ARTIGO 19 aciona CIDH contra desocupação do Teatro de Contêiner Mungunzá em São Paulo

Em 28 de maio, a equipe da Cia. Mungunzá foi surpreendida ao receber uma notificação da Prefeitura de São Paulo exigindo a desocupação do Teatro de Contêiner em até 15 dias. A notificação foi expedida com a justificativa de construir um “hub de moradia social” no terreno onde está localizado o Teatro, na região da Luz, local utilizado por defensores de direitos humanos, ativistas, artistas moradores e frequentadores da região da Cracolândia. 
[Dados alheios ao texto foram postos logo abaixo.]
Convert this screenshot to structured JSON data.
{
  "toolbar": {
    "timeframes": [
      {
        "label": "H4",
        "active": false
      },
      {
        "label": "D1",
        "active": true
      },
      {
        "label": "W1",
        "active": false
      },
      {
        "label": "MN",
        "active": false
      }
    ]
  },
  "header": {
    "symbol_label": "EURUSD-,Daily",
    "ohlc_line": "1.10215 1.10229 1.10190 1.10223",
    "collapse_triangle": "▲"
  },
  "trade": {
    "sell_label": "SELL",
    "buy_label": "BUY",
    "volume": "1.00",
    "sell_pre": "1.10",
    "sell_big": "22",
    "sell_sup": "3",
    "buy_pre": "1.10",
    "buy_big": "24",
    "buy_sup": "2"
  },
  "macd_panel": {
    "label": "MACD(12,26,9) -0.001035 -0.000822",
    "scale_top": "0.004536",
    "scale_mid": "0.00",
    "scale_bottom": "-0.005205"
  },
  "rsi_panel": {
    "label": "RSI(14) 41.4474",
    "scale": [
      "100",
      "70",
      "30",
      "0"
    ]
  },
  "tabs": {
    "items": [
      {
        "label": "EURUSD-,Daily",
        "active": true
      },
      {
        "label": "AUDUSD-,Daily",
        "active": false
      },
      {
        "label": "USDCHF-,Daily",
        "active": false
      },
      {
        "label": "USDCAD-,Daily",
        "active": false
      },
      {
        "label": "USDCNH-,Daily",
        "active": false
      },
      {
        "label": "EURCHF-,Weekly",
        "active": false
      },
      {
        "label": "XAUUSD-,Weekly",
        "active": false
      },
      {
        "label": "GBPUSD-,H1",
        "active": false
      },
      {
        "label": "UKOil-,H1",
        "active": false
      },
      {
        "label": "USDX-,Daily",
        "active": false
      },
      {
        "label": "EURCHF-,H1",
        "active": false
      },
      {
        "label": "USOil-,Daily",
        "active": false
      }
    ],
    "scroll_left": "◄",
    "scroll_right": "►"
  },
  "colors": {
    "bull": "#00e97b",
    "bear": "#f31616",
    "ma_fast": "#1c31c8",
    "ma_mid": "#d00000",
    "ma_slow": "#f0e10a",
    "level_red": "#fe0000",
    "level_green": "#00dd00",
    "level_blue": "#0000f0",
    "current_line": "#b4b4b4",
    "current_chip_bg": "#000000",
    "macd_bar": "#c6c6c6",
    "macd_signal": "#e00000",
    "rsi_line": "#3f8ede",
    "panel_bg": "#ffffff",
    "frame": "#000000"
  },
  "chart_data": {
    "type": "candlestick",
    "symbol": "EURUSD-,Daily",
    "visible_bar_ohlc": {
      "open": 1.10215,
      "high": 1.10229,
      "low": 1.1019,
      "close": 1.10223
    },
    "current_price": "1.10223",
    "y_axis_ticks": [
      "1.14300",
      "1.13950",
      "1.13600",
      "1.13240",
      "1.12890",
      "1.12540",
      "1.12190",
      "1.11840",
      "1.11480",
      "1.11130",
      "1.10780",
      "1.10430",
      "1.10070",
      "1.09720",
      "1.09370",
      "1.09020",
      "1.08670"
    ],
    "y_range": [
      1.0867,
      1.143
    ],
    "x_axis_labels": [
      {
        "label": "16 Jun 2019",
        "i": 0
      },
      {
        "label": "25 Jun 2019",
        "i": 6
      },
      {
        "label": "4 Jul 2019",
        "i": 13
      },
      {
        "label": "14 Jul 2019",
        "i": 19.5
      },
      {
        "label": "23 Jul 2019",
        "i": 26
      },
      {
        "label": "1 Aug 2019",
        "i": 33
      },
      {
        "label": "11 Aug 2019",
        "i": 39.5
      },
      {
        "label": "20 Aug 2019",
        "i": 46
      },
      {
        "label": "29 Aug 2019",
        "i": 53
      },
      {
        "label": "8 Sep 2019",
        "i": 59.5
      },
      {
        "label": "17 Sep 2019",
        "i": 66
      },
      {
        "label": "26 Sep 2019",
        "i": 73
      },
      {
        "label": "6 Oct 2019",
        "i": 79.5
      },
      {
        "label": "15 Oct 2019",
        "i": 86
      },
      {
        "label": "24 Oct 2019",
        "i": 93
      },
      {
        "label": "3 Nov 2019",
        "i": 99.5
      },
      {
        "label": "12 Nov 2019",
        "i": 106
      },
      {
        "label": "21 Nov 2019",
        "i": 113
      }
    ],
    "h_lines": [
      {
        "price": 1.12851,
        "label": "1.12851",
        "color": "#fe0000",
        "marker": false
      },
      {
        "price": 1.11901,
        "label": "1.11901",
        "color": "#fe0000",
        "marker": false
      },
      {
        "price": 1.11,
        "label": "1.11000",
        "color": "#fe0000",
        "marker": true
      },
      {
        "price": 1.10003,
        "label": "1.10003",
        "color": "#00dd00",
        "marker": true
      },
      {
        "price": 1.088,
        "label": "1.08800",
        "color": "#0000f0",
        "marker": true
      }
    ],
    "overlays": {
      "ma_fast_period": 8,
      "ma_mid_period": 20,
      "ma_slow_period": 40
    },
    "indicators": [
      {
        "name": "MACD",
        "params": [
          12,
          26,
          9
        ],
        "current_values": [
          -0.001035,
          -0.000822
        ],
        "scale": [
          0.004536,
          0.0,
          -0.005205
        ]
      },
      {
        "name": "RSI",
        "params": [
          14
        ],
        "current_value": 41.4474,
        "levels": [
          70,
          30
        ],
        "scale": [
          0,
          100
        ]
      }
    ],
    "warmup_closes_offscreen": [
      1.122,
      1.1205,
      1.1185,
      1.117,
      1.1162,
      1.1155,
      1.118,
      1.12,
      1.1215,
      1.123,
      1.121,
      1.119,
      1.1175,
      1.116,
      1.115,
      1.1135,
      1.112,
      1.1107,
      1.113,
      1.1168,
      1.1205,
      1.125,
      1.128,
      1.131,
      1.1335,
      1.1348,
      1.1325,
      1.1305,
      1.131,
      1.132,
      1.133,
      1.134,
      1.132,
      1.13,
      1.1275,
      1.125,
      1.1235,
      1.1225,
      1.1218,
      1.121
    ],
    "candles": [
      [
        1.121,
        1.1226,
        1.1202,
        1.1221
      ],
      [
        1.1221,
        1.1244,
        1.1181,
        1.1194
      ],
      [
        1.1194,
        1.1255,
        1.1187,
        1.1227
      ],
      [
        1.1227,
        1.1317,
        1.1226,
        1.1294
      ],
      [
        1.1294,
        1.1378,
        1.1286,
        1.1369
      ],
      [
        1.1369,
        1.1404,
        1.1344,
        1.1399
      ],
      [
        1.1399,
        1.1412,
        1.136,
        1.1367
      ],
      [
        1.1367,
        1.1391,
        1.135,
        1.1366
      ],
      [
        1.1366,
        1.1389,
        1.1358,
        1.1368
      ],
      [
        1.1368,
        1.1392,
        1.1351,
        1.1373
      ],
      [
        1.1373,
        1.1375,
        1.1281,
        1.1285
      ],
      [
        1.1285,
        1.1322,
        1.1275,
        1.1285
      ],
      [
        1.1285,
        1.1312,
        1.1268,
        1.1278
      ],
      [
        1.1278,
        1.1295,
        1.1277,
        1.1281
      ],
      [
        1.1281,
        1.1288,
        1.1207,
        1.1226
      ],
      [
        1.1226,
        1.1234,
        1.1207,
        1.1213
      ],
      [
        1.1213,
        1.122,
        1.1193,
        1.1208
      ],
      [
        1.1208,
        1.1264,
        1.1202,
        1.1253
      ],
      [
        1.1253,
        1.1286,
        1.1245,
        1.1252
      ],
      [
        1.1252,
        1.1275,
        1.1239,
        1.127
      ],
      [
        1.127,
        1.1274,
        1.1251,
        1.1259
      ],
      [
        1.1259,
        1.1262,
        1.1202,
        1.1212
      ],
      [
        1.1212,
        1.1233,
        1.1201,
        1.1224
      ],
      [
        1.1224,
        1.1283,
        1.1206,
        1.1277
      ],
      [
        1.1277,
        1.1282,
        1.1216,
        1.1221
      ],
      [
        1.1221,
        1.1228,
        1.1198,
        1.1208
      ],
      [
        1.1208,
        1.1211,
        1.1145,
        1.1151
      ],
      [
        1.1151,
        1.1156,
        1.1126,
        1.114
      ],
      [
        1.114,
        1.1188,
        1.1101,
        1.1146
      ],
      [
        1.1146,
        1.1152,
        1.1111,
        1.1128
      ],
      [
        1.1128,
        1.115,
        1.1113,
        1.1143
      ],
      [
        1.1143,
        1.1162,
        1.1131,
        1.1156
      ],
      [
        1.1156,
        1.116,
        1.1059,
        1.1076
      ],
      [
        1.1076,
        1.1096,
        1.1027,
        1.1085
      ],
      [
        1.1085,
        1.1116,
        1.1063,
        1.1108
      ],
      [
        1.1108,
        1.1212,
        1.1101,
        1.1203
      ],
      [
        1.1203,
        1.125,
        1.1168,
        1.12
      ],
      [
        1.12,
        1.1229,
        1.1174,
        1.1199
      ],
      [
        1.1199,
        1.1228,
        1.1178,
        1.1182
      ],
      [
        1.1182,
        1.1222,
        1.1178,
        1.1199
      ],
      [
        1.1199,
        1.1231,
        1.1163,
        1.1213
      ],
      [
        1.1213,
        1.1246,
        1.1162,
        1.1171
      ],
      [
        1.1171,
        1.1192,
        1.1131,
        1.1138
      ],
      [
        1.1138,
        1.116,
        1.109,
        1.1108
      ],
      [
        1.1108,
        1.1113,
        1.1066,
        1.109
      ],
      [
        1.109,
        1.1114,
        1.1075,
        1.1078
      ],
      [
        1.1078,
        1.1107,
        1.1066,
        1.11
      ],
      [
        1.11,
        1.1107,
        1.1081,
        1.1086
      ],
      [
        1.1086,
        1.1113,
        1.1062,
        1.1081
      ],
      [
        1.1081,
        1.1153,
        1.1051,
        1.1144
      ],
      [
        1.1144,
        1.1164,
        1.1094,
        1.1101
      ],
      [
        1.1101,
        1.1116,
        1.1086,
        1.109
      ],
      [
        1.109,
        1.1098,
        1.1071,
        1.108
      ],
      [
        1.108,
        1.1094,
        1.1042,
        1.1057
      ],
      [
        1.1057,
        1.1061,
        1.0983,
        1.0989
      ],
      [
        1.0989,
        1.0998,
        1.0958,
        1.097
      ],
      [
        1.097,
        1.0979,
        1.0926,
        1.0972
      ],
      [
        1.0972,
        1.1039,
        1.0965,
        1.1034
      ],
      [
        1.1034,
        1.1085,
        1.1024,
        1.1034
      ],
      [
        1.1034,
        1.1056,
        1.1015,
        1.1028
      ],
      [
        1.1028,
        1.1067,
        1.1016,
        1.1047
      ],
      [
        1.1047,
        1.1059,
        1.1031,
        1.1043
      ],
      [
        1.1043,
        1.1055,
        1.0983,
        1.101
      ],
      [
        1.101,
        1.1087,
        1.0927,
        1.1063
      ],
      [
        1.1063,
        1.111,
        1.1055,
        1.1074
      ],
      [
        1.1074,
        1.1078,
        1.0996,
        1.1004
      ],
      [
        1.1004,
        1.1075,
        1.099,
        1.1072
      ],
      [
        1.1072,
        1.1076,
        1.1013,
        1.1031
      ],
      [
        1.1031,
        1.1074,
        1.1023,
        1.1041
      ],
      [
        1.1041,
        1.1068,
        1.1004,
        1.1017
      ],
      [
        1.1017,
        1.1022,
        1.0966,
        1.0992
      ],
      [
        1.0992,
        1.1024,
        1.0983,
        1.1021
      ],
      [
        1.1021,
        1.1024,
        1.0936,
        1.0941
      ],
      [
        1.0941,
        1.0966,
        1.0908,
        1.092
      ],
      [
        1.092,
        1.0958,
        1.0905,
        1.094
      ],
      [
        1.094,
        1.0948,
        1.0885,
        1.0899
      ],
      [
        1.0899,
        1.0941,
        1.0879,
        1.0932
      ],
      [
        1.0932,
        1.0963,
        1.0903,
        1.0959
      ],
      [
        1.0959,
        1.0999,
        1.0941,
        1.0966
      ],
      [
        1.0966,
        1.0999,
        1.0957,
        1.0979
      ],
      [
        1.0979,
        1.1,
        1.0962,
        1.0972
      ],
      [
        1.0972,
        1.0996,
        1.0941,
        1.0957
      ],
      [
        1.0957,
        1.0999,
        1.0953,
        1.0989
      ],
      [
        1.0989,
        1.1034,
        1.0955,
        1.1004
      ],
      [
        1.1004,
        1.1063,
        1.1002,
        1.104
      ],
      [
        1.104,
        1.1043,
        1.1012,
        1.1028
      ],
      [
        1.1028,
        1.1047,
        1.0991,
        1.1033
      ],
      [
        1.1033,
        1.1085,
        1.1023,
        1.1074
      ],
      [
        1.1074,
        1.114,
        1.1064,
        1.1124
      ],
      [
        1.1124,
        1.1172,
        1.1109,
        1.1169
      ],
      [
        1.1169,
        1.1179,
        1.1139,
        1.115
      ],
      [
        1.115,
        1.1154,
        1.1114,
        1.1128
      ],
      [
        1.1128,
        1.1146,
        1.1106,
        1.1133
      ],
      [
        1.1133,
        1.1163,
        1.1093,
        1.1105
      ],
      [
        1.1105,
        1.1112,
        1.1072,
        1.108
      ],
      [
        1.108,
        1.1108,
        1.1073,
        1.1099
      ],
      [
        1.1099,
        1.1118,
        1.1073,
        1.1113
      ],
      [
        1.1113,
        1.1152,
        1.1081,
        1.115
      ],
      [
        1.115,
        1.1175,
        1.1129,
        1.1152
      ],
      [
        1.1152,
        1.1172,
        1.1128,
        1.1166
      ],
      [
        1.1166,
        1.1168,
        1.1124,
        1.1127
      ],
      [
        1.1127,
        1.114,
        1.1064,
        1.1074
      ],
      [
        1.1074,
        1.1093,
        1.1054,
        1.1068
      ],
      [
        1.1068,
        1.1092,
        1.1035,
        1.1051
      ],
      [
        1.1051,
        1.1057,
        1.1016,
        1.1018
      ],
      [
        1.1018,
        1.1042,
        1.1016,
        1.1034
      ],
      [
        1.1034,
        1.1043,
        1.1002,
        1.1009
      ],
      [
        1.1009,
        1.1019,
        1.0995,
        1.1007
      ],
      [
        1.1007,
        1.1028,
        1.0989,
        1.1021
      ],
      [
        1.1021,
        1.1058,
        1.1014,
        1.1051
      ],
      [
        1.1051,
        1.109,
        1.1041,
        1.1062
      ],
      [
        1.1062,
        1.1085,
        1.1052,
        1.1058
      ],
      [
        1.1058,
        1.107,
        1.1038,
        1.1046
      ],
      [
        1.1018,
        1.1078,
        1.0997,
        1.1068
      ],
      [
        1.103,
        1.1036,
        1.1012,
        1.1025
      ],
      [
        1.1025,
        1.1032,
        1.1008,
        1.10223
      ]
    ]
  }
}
Ao longo de uma década, o Teatro de Contêiner tem atuado como um dos únicos e mais importantes espaços socioculturais a promover atividades voltadas a população em situação de extrema vulnerabilidade social na região central. O espaço em que o Teatro foi construído é um terreno da Prefeitura Municipal, e estava em completo desuso até 2016, quando a Cia. Mungunzá, utilizando recursos próprios, resolveu construir um equipamento de cultura para a população local.  

Localizado atrás da Estação da Luz do metrô, o espaço é movimentado e próximo à Cracolândia, razão pela qual a Cia. decidiu direcionar seus esforços para transformar o espaço público ocioso em um potente equipamento de interesse público. Desde então, integrantes da Cia. e outros coletivos que atuam no território, como o Projeto Birico, o Teto, Trampo e Tratamento (“TTT”) e o Pagode na Lata, realizaram mais de 4.000 ações com foco em promover ações de cidadania e cultura – com atuação sendo reconhecido inclusive no relatório da visita da REDESCA ao Brasil. 

De modo integrado ao entorno, o Teatro também funciona como importante espaço de convivência: na área externa, abriga uma quadra de futebol, mobiliários, um jardim-horta hidropônico e um parquinho, que recebe no contraturno escolar as crianças das três grandes ocupações de moradia vizinhas: Mauá, Prestes Maia e Gusmões. Já na área interna, o espaço não somente conta com apresentações teatrais e musicais, mas também abre suas portas para atividades da sociedade civil, como reuniões, rodas de conversa e atos políticos. 

Despejar o Teatro de Contêiner, em uma cidade com inúmeros terrenos ociosos, inclusive na mesma região em que o teatro se encontra, se mostra como uma estratégia política de enfraquecimento de políticas sociais e culturais e de iniciativas que provem potentes ações de arte no país, além de promoverem cuidado, diálogo e transformação social para uma população marginalizada. O Poder Público, ao invés de despejar importantes espaços de cultura, deveria assegurar e proteger a sua continuidade. 

É importante salientar que essa decisão se dá em um contexto de proliferação de casos de violação do direito à liberdade artística de artistas e grupos negros, periféricos, favelados e de territórios estigmatizados no país. Nas últimas semanas, também foram reportadas a prisão do MC Poze do Rodo, no Rio de Janeiro, por apologia ao crime e a suspensão de contas de redes sociais do projeto Pagode na Lata. 

É nesse sentido que a ARTIGO 19 Brasil e América do Sul se manifesta contra a desocupação do Teatro de Contêiner, por essa decisão representar não apenas uma ameaça iminente ao direito à liberdade artística e de expressão, mas também à atuação de defensoras e defensores de direitos humanos, artistas e ativistas que desenvolvem, há anos, um trabalho voltado à defesa dos direitos culturais, do direito à cidade, da vida, da integridade física e da saúde da população em situação de rua e em contexto de uso de drogas na região da Cracolândia. 

Por isso, instamos o Governo do Estado e a gestão municipal do prefeito Ricardo Nunes a revogarem a notificação de despejo do Teatro, bem como reiteramos a necessidade de que o Secretário Municipal de Cultura e Economia Criativa de São Paulo, José Antônio Parente, se manifeste publicamente em defesa da importância cultural que este espaço representa para a cidade. 

Adicionalmente, acionamos a Comissão Interamericana de Direitos Humanos (CIDH), requerendo que a Comissão solicite explicações e informações do Estado brasileiro, em seus distintos níveis, a respeito de como será garantida a manutenção das atividades do Teatro e dos demais coletivos que necessitam deste espaço para defender direitos da população em situação de rua e vulnerabilidade no centro de São Paulo.